今日は5章の内容に入ります。最初に5章の結論を述べます。5章27節で、「わたしはあなたがたをダマスコのかなたへ捕え移すと、その名を万軍の神、主という方が仰せられる。」とあります。北イスラエルは神に裁かれ、捕囚とされる。5章でそのことが明らかにされています。しかし、たとえそうであっても、「主を求めて生きよ(6)」と、語りかけるのです。 5章の2節には、「おとめイスラエルは倒れて、二度と起き上がれない。」とあります。確かに北イスラエルはアッシリアによって倒されます。その理由として、7節で、「彼らは公義を苦よもぎに変え、正義を地に投げ捨てている。」とあります。社会的な正義、神様の基準に沿った正義を北イスラエルの民は失ってしまったのです。そしてそれは、金の子牛を礼拝するような偶像礼拝にその一端があるのですが、それだけではなく、貧しい者を踏みつけている、そのような彼らの歩みが指摘されています。正義を失い、貧しい者を虐げ、偶像礼拝で心を満たそうとしているのです。

さて、皆さんはクリスチャンとしてどのような人生観を持っておられるのでしょう。私にとって天国の約束は何よりも大切です。キリストを信じることを通して罪の赦しが与えられ、私は天の住民とされていると信じています。これが私の根底にある希望です。その視点から物事を見て、神に喜ばれる生き方を選んで行こうと私は考えます。きっと皆さんもそうでしょう。アモスは、14節で「善を求めよ。悪を求めるな。そうすれば、あなたがたは生き、あなたがたが言うように、万軍の神、主が、あなたがたとともにおられよう。」と語りかけています。続けて15節では、「悪を憎み、善を愛し、門で正しいさばきをせよ。万軍の神、主は、もしや、ヨセフの残りの者をあわれまれるかもしれない。」とあるのです。

私は、信仰者は一時的な裁きの先にも希望を見出して生きる者であると思っています。確かに北イスラエルは紀元前721年にアッシリアによって滅ぼされました。しかし彼らには、回復の時が必ず訪れるのです。そのことをアモスは 、9章の中で民に語りかけています。信仰者は大きな失敗からも、学ぶことができるのです。皆さん、イスラエルの民になって考えてみましょう。まず金の子牛を礼拝することをやめるのです。5章5節に、「ベテルを求めるな。」とありますが、これは金の子牛を礼拝することをやめるようにとの言葉です。金の子牛ではなく、創造主である神を礼拝するのです。 8節には、「すばる座や、オリオン座を造り、暗黒を朝に変え、昼を暗い夜にし、海の水を呼んで、それを地の面に注ぐ方、その名は主。
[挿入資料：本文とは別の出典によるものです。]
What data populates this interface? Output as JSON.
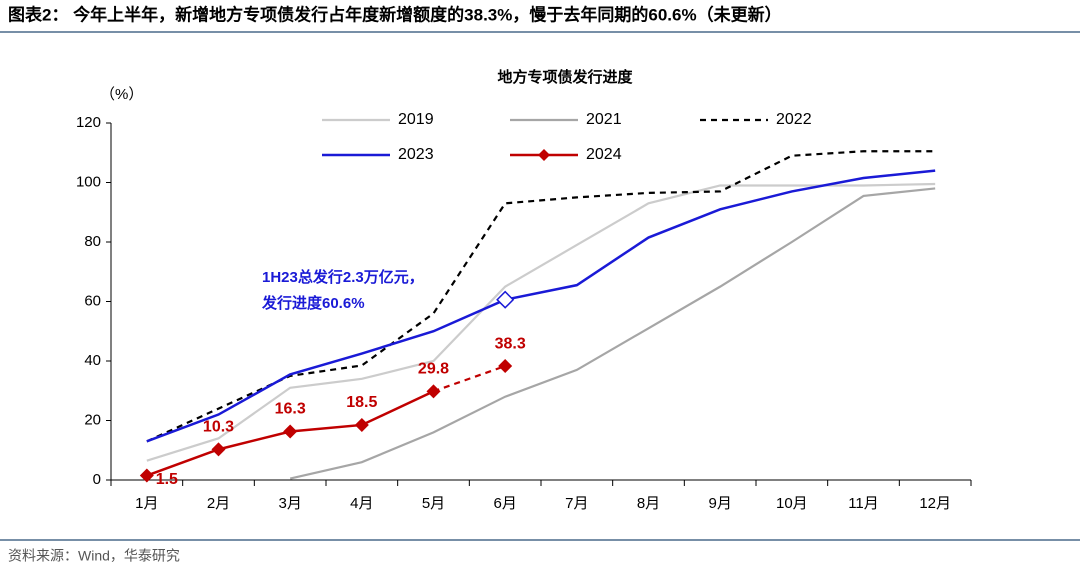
{
  "header": {
    "title": "图表2：  今年上半年，新增地方专项债发行占年度新增额度的38.3%，慢于去年同期的60.6%（未更新）"
  },
  "chart_data": {
    "type": "line",
    "title": "地方专项债发行进度",
    "y_label": "（%）",
    "categories": [
      "1月",
      "2月",
      "3月",
      "4月",
      "5月",
      "6月",
      "7月",
      "8月",
      "9月",
      "10月",
      "11月",
      "12月"
    ],
    "ylim": [
      0,
      120
    ],
    "yticks": [
      0,
      20,
      40,
      60,
      80,
      100,
      120
    ],
    "series": [
      {
        "name": "2019",
        "color": "#cccccc",
        "values": [
          6.5,
          14,
          31,
          34,
          40,
          65,
          79,
          93,
          99,
          99,
          99,
          99.5
        ]
      },
      {
        "name": "2021",
        "color": "#a6a6a6",
        "values": [
          null,
          null,
          0.5,
          6,
          16,
          28,
          37,
          51,
          65,
          80,
          95.5,
          98
        ]
      },
      {
        "name": "2022",
        "color": "#000000",
        "dash": true,
        "values": [
          13,
          24,
          35,
          38.5,
          56,
          93,
          95,
          96.5,
          97,
          109,
          110.5,
          110.5
        ]
      },
      {
        "name": "2023",
        "color": "#1a1ad6",
        "highlight": 5,
        "values": [
          13,
          22,
          35.5,
          42.5,
          50,
          60.6,
          65.5,
          81.5,
          91,
          97,
          101.5,
          104
        ]
      },
      {
        "name": "2024",
        "color": "#c00000",
        "markers": true,
        "labels": true,
        "dashed_from": 4,
        "values": [
          1.5,
          10.3,
          16.3,
          18.5,
          29.8,
          38.3,
          null,
          null,
          null,
          null,
          null,
          null
        ]
      }
    ],
    "annotation": [
      "1H23总发行2.3万亿元，",
      "发行进度60.6%"
    ]
  },
  "footer": {
    "source": "资料来源：Wind，华泰研究"
  }
}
」とあります。天地創造の神様は、朝と夜を備え、海水を蒸発させ、雨として私たちの大地を潤しておられるのです。実に美しい秩序と循環です。そのような天地創造の神様を私たちは礼拝するのです。また13節では、「それゆえ、このようなときには、賢い者は沈黙を守る。」とあります。賢い者は現実をよく見て、今の自分の行いを振り返ることができます。今は語るべき時なのか、そうでないのか、賢い者は神の時を待つことができます。そして神が喜ばれる生き方を選ぶのです。悪を憎み、善を愛し、正しいさばきを行う生き方です。
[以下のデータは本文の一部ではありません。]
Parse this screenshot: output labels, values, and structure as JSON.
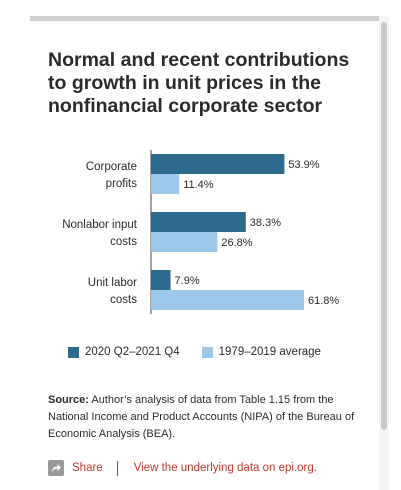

また24節では、「公義を水のように、正義をいつも水の流れる川のように、流れさせよ。」とあります。神の視点に立って何が正しいのか、特にモーセの十戒の視点に立って何が正しいのか判断して生きるのです。状況はどんなに悪くても、たとえ国が一時的に滅んだとしても、それでも神への信仰を持つ者は希望を持って、神の解放の時を待つことができます。アモスはそのような生き方を教えているのです。皆さんも家庭の問題や社会の問題、また個人の問題で苦しむこともあるでしょう。しかし希望を持って生きることができます。誠の神を信じる者にとって、いつか神にお会いできる。それは幸いな希望です。神の御子イエス・キリストにお会いできる幸いな日がいつか訪れるのです。その希望を持って生きる者でありたいと思うのです。もう一度、私たちのゴールは何なのか、その視点を忘れずに生きていこうではありませんか。よくやったね。あなたの人生は私にとって喜びだったよと、神が私たちに語りかけてくださる。そんな人生を選んでいこうではありませんか。14節をもう一度お読みします。「善を求めよ。悪を求めるな。そうすれば、あなたがたは生き、あなたがたが言うように、万軍の神、主が、あなたがたとともにおられよう。」

日本でも、アメリカでも、またその他多くの国々でも新しいリーダーが選ばれています。彼らが悪を憎み、善を愛し、正しい裁きを行うことができるように祈っていこうではありませんか。そして、一人一人のリーダーが、神を愛し、民を愛するように。また貧しい者を大切にできるように祈っていこうではありませんか。そして、加えて、それぞれの国のリーダーが公義を水のように、正義をいつも水の流れる川のように、流すことができるように(24節)、祈って行こうではありませんか。